One of the latest revolves around an alleged banking scandal involving a missing $2.8bn, which has created a national uproar. At the same time, many Iranians believe that their government is wasting precious national assets by providing financial support to Lebanese and Palestinian militant groups.

The text says: “Sayyed Hassan Nasrallah [leader of Lebanon’s Hizbollah] and Ismail Haniyeh [Hamas prime minister in the Gaza Strip, Palestine] have announced that they are earnestly investigating the embezzlement in Iran – to take back the rights of Palestinian and Lebanese nations from the corrupt Iranians.”

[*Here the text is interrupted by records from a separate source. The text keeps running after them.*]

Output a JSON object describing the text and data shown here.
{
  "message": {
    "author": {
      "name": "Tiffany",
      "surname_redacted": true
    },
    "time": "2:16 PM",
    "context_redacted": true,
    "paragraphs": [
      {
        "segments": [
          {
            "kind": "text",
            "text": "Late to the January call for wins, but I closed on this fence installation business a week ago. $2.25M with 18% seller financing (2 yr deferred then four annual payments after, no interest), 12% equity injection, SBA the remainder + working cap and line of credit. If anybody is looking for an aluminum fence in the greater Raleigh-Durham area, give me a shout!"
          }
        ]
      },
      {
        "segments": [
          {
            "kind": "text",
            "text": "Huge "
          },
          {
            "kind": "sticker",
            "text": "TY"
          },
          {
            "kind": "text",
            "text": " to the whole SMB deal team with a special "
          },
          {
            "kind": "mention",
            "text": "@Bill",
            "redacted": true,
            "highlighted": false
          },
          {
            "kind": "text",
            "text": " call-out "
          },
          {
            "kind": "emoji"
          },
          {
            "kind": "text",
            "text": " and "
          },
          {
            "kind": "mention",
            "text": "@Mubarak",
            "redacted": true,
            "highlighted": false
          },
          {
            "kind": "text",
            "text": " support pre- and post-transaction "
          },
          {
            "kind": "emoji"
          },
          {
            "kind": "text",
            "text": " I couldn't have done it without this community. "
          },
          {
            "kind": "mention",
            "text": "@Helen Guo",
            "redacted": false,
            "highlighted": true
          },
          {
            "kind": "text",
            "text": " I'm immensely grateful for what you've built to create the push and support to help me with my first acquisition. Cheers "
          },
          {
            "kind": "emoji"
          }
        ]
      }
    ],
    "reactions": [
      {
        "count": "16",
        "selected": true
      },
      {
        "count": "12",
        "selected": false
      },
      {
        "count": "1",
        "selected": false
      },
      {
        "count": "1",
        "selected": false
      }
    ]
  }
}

The text messages function like a thermometer measuring social trends and public concerns, reflecting the preoccupations of a repressed and conservative society.

The number of internet users in Iran now stands at about 36m out of a population of 75m. But internet access is confined mainly to those who can afford a computer.

The number of mobile phone users in contrast has risen to more than 56m people which means that coverage is extended beyond an elite to include the less-elevated members of society.

Many Iranians could not afford mobile phones until about five years ago, before which a sim card cost about $1,000.

Thanks to cheap rechargeable sim cards priced at IR100,000 ($9.50), mobile phones have now become part of people’s daily lives. Phones have thus become a powerful mechanism for quickly disseminating public reaction to political and economic developments.

The content of the text messages can be robust, trading in sexual and racial innuendo. Maryam, another enthusiast, says one of the best sarcastic messages she has received recently concerns the alleged senility of Ahmad Jannati, head of the Guardian Council, a constitutional watchdog which is responsible for supervising national elections.

The opposition considers Mr Jannati partly responsible for the allegedly rigged presidential elections of 2009 and has called on the 84-year-old hardline cleric to step down because of his age.

The texting found its protest function two years ago during that campaign as an easily accessible medium to organise anti-government campaigns before the disputed presidential election in 2009.

Not surprisingly, the government of Mahmoud Ahmadi-Nejad shut down the SMS communication networks for months to head off post-election unrest.

Although street rallies of the opposition Green Movement came to a halt following a brutal crackdown, analysts say the protests are continuing in other forms and that mobile telephony is playing a critical role.

Hamid-Reza Jalaeipour, a sociologist, says Iranian society prefers for the time being to steer clear of demonstrations which can be costly.

“But people do resist and protest in other ways such as texting political and non-political jokes or excessively watching [opposition] satellite channels,” Mr Jalaeipour says.